Quasi imbarazzato, sicuramente sorpreso il mio futuro datore di lavoro accettò la sfida. Mi avrebbe fatto risolvere i miei precedenti impegni e,a breve, mi avrebbe comunicato l' importo da colf e il giorno preciso in cui Lucye sarebbe tornata a Nantes da sua figlia.
Un' ultimo bicchiere d'acqua e una forte stretta di mano. L'unica cosa che mi faceva riconoscere quello che nei tempi passati poteva essere stato un uomo politico di un certo rilievo e di carattere.
Quando uscii ero molto affamata e, dirigendomi verso la boulangerie avvistata prima al civico 51, mi presi una baguette farcita dal nome certamente patriottico ma piuttosto lungo: liberté, egalité, fraternité
un gusto comunque che reputavo sublime
gruviera, prosciutto e lattuga. La divorai strada facendo.

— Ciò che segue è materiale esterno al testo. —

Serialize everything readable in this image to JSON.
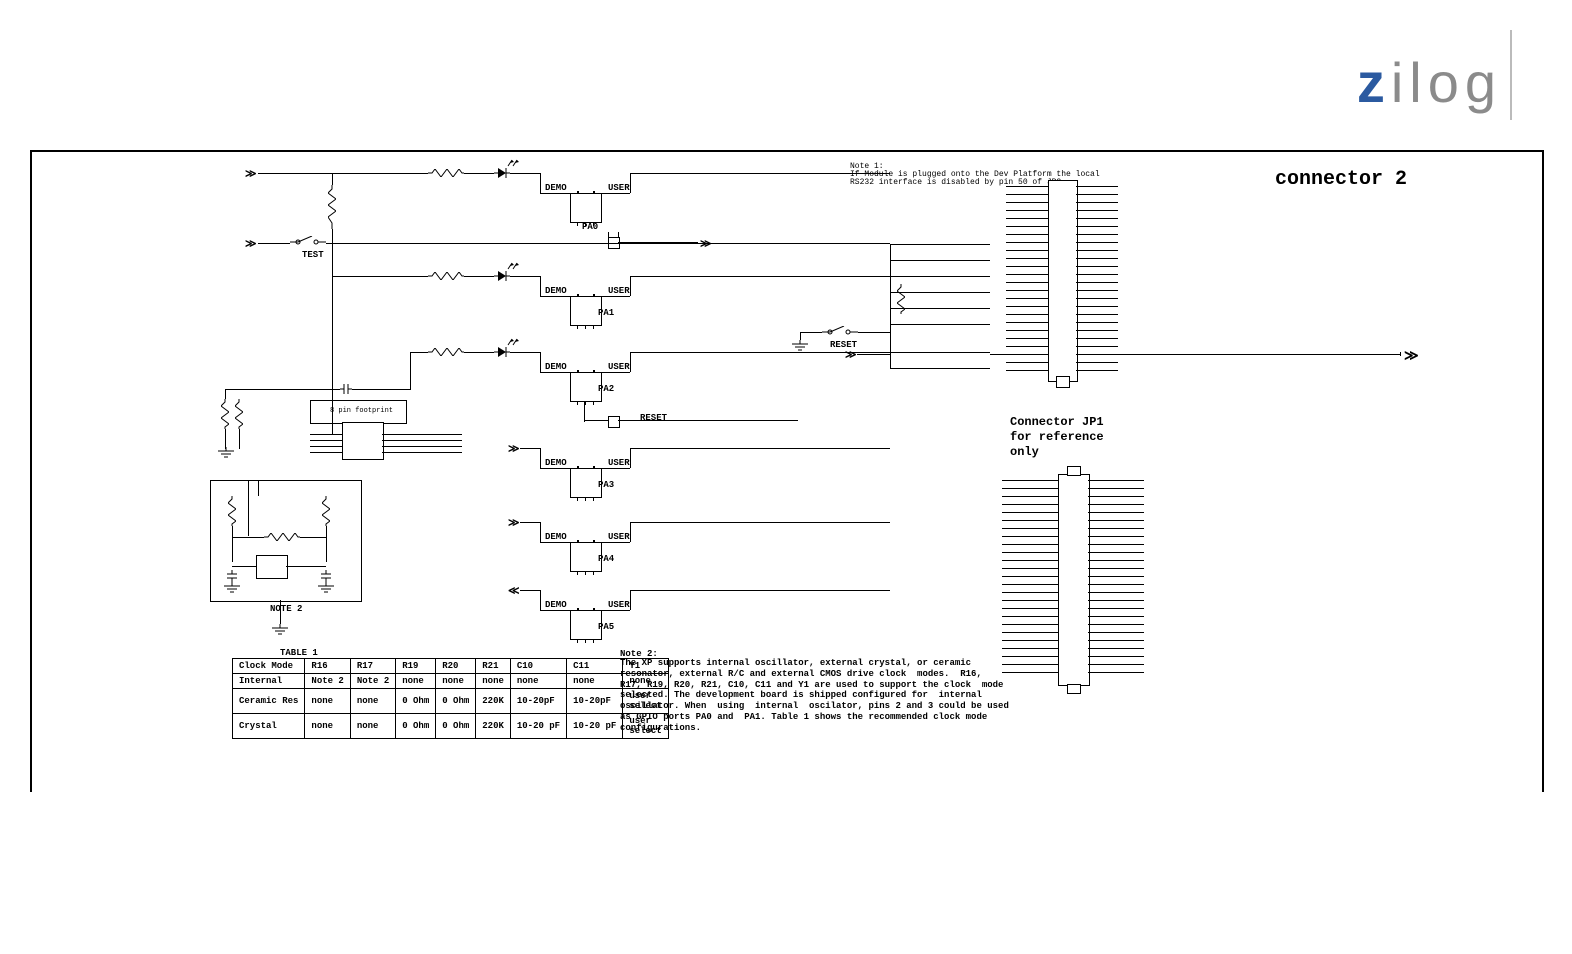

Mentre mi avvicinavo al parco qualche pensiero mi passava per la testa; come avvisare l'indomani i Dupont, come eventualmente organizzare il mio trasloco. Avevo già cambiato due appartamenti dal mio arrivo a Parigi e, sebbene fossero stati entrambi già arredati, avevo acquistato qualche piccolo elettrodomestico per la cucina e per la vita di tutti i giorni: il phon, l'aspirapolvere, le mie caffettiere, le pentole... forse la stufetta mal funzionante che avevo posizionato in bagno l'avrei lasciata là. Bé non volevo fasciarmi la testa prima del tempo, la soluzione l'avrei trovata, in quel momento volevo solamente godermi un pomeriggio tutto mio all'insegna del relax.
Davanti a me un cancello imponente in ferro battuto scuro con degli ornamenti dorati, a fianco il Pavillon de Chartres. Quando entrai mi resi conto che mi trovavo in un luogo incantevole; in contrasto con lo standard della maggior parte dei parchi parigini qui non c'è alcun ordine. Glia alberi crescono naturalmente mescolandosi con resti di antiche colonne romane, statue, arcate e altro ancora.